Moderator: Lars Mogensen
Keynote Panel, Challenging the Field: Leonardo Custodio, Raul Ferrer Conill, Bente Kalsnes, Kristian Møller.
Raul Ferrer Conill
Raul Ferrer-Conill is a lecturer and researcher in media and communications at Karlstad University. His doctoral dissertation investigated the use of gamification in digital news production. His research interests cover journalism, digital forms of engagement, and processes of datafication. He has published his work in journals such as Journalism Studies, Digital Journalism, and Television and New Media.
Leonardo Custodio is a Brazilian post-doctoral fellow at the Institute for Advanced Social Research (IASR) at Tampere University. He is also the co-coordinator of the Anti-Racism Media Activism Alliance (ARMA), a three-year project (2018-2020) funded by the Kone Foundation. Previously, Custodio researched media activism in favelas of Rio de Janeiro. His current research and project focus on how people who suffer from racism use media technologies available to raise their voices and act against racism in Finland and Brazil. This research came out as a book "Favela Media Activism: Counterpublics for Human Rights in Brazil" (Lexington Books, 2017) LINK
Bente Kalsnes is Associate Professor at the Department of Journalism and Media Studies at OsloMet – Oslo Metropolitan University.
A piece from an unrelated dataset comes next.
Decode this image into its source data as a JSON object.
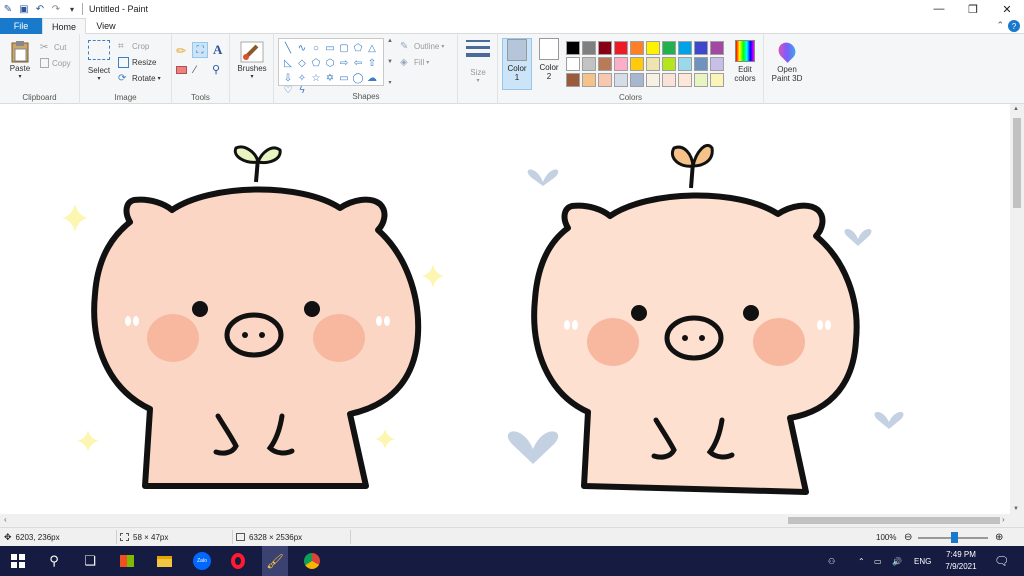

Her main research areas are media innovation, social media, political communication and information disorder. She received her Ph.D. from the University of Oslo with the dissertation: "The power of likes: Social media logic and political communication" (2016).
Kristian Møller is a postdoc at the IT University of Copenhagen studying the intersection of media technology and LGBTQ sexuality and culture. His Ph.D. The mediatization of intimacy details the role of dating/hook-up apps in gay men’s everyday lives, intertwining media theory with critical concepts of affect and intimacy. In the methodological strand of his work, he contributes to the development of a digital ethnography and ethics attuned to the many kinds of mobility occurring in, on and around digital media. Current work centers on drug and media use in queer male sex practices typically referred to as “chemsex”. Through new materialist and assemblage theories he approaches the complex circulation and modulation of action and affect in the chemsex event, specifically in regards to HIV/AIDS virality, medicine, and imaginaries. His work is embedded in the research project Medicine Man: Media assemblages of medicalized masculinity, funded by the Independent Research Fund Denmark, with additional support from the AIDS Foundation of Denmark.